Overnight, China's National Bureau of Statistics reported that China’s home prices fell for the first time in six years as the property slump deepens in the world’s second-largest economy. New-home prices in 70 cities, excluding state-subsidized housing, slid 0.08% in September from August, the first drop since April 2015. Values in the secondary market declined 0.19%, down for a second month.
Some more details from Goldman:
- Average housing prices in the primary market edged down 0.5% mom annualized in September, the first sequential decline since April 2015. Property prices in tier 1 cities rose 1.3% mom annualized in September after seasonal adjustments, moderating from 3.2% in August. Price appreciation in tier 2 cities also slowed to 1.9% mom annualized in September from 5.8% in August. Property prices in tier 3 cities fell further by 1.5% mom annualized in September following a decline of 1.0% in August and prices in tier 4 cities dropped 7.5% mom annualized in September (vs. -2.3% in August).
- Much fewer cities saw higher property prices in primary and secondary markets in September (Exhibit 2).
- Major cities' inventory months (sellable gross floor area divided by 12 month rolling gross floor area sold) rose marginally to 11.1 in September from 10.7 in August. The year-on-year decline in property sales and new starts narrowed slightly in September while property completions slowed based on NBS data.
- There appears to be some marginal easing on mortgage extension in September as suggested by the acceleration in household mid-to-long term loans after PBOC's window guidance in late August and late September. That said, Goldman warns that the policy direction of deleveraging the property sector is unlikely to shift, which could continue to weigh on overall growth next year.
Echoing what we said two weeks ago, Caixin notes that a slump in the home market is becoming more evident as developers including China Evergrande Group struggle to raise money and buyers stay away.
And since 70% of China's net worth is parked in housing, and since Chinese citizens have not encountered a drop in home prices since 2015, falling prices may fuel a vicious cycle by further weakening demand, worsening the cash shortage at builders and forcing them to offer bigger discounts.
As we reported previously, even though September is traditionally a peak season for the home market, residential sales tumbled 17% by area, investments slid for the first time since early 2020, and the rate of failed land auctions climbed to the highest since at least 2018.
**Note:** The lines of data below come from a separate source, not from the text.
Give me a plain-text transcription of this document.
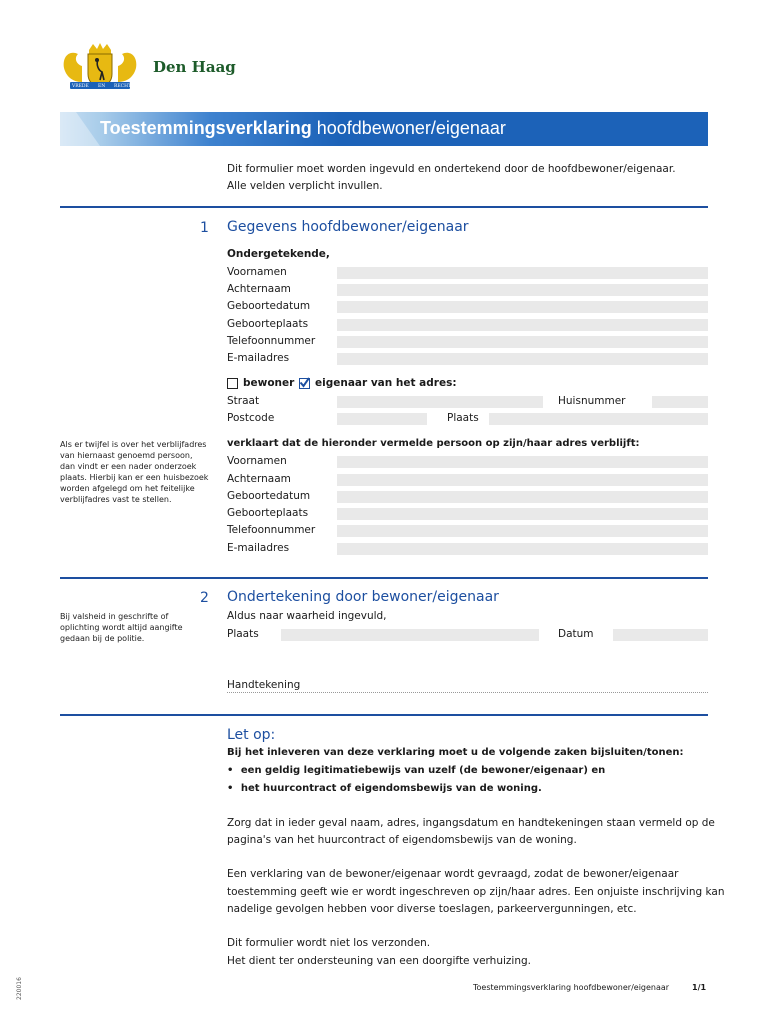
VREDE EN RECHT
Den Haag
Toestemmingsverklaring hoofdbewoner/eigenaar
Dit formulier moet worden ingevuld en ondertekend door de hoofdbewoner/eigenaar.
Alle velden verplicht invullen.
1 Gegevens hoofdbewoner/eigenaar
Ondergetekende,
Voornamen
Achternaam
Geboortedatum
Geboorteplaats
Telefoonnummer
E-mailadres
bewoner eigenaar van het adres:
Straat	Huisnummer
Postcode	Plaats
Als er twijfel is over het verblijfadres
van hiernaast genoemd persoon,
dan vindt er een nader onderzoek
plaats. Hierbij kan er een huisbezoek
worden afgelegd om het feitelijke
verblijfadres vast te stellen.
verklaart dat de hieronder vermelde persoon op zijn/haar adres verblijft:
Voornamen
Achternaam
Geboortedatum
Geboorteplaats
Telefoonnummer
E-mailadres
2 Ondertekening door bewoner/eigenaar
Bij valsheid in geschrifte of
oplichting wordt altijd aangifte
gedaan bij de politie.
Aldus naar waarheid ingevuld,
Plaats	Datum
Handtekening
Let op:
Bij het inleveren van deze verklaring moet u de volgende zaken bijsluiten/tonen:
• een geldig legitimatiebewijs van uzelf (de bewoner/eigenaar) en
• het huurcontract of eigendomsbewijs van de woning.
Zorg dat in ieder geval naam, adres, ingangsdatum en handtekeningen staan vermeld op de
pagina's van het huurcontract of eigendomsbewijs van de woning.
Een verklaring van de bewoner/eigenaar wordt gevraagd, zodat de bewoner/eigenaar
toestemming geeft wie er wordt ingeschreven op zijn/haar adres. Een onjuiste inschrijving kan
nadelige gevolgen hebben voor diverse toeslagen, parkeervergunningen, etc.
Dit formulier wordt niet los verzonden.
Het dient ter ondersteuning van een doorgifte verhuizing.
220016	Toestemmingsverklaring hoofdbewoner/eigenaar	1/1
The downturn has continued into this month, with existing-home sales crashing 63% from a year earlier in the first 17 days of October, according to a Nomura note Monday.
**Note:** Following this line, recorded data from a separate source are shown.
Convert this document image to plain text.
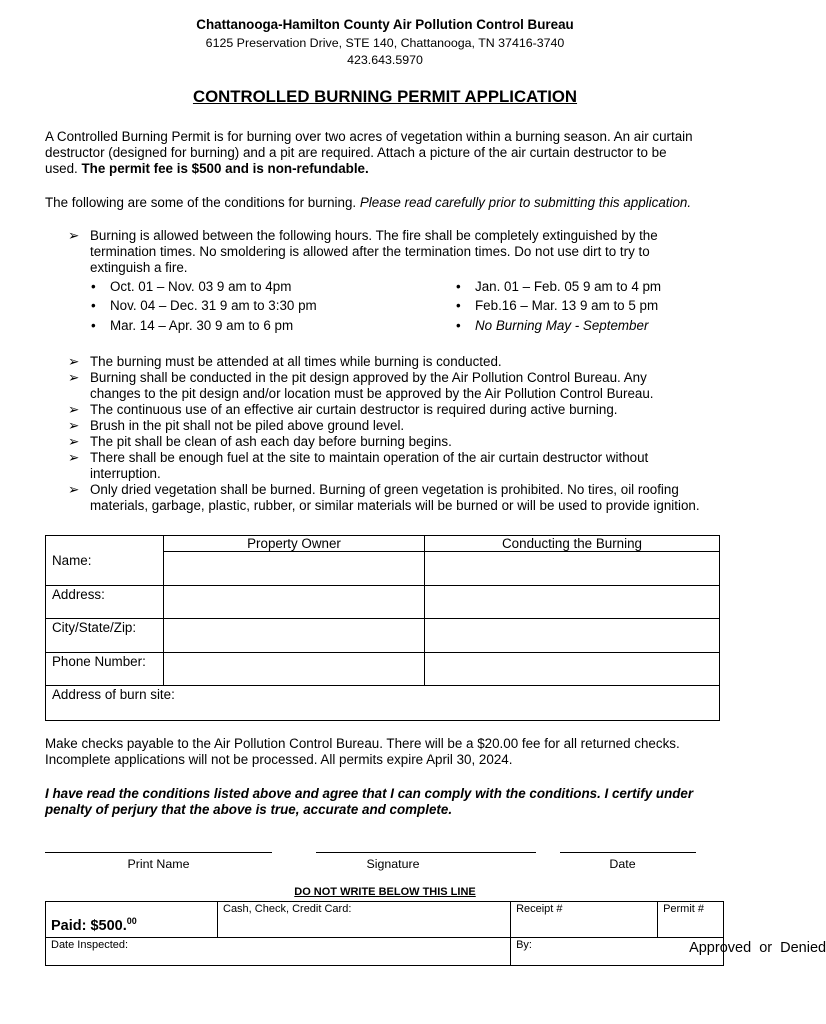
Chattanooga-Hamilton County Air Pollution Control Bureau
6125 Preservation Drive, STE 140, Chattanooga, TN 37416-3740
423.643.5970
CONTROLLED BURNING PERMIT APPLICATION
A Controlled Burning Permit is for burning over two acres of vegetation within a burning season. An air curtain
destructor (designed for burning) and a pit are required. Attach a picture of the air curtain destructor to be
used. The permit fee is $500 and is non-refundable.
The following are some of the conditions for burning. Please read carefully prior to submitting this application.
➢ Burning is allowed between the following hours. The fire shall be completely extinguished by the
termination times. No smoldering is allowed after the termination times. Do not use dirt to try to
extinguish a fire.
• Oct. 01 – Nov. 03 9 am to 4pm
• Nov. 04 – Dec. 31 9 am to 3:30 pm
• Mar. 14 – Apr. 30 9 am to 6 pm
• Jan. 01 – Feb. 05 9 am to 4 pm
• Feb.16 – Mar. 13 9 am to 5 pm
• No Burning May - September
➢ The burning must be attended at all times while burning is conducted.
➢ Burning shall be conducted in the pit design approved by the Air Pollution Control Bureau. Any
changes to the pit design and/or location must be approved by the Air Pollution Control Bureau.
➢ The continuous use of an effective air curtain destructor is required during active burning.
➢ Brush in the pit shall not be piled above ground level.
➢ The pit shall be clean of ash each day before burning begins.
➢ There shall be enough fuel at the site to maintain operation of the air curtain destructor without
interruption.
➢ Only dried vegetation shall be burned. Burning of green vegetation is prohibited. No tires, oil roofing
materials, garbage, plastic, rubber, or similar materials will be burned or will be used to provide ignition.
	Property Owner	Conducting the Burning
Name:		
Address:		
City/State/Zip:		
Phone Number:		
Address of burn site:		
Make checks payable to the Air Pollution Control Bureau. There will be a $20.00 fee for all returned checks.
Incomplete applications will not be processed. All permits expire April 30, 2024.
I have read the conditions listed above and agree that I can comply with the conditions. I certify under
penalty of perjury that the above is true, accurate and complete.
Print Name	Signature	Date
DO NOT WRITE BELOW THIS LINE
Paid: $500.00	Cash, Check, Credit Card:	Receipt #	Permit #
Date Inspected:		By: Approved  or  Denied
“The new-home market faces relatively big downward pressure in the short term,” Yang Kewei, a research director at China Real Estate Information Corp., said before the figures were released. “The effects of price discounts are waning.”
Fears of contagion from the crisis at Evergrande have intensified after a surprise default by Fantasia Holdings last week and a wave of credit rating downgrades at other developers sent bond yields on Chinese high-yield dollar bonds, which are dominated by builders, soaring to their highest in about a decade, hurting a key funding channel for the sector. Yields did dip modestly after the PBOC sought to reassure the population that the situation is under control, in a deja vu moment from the days surrounding the Lehman bankruptcy.
That will have a knock-on effect on the broader economy, since Goldman Sachs Group Inc. estimates the property sector and related downstream industries make up almost a quarter of gross domestic product.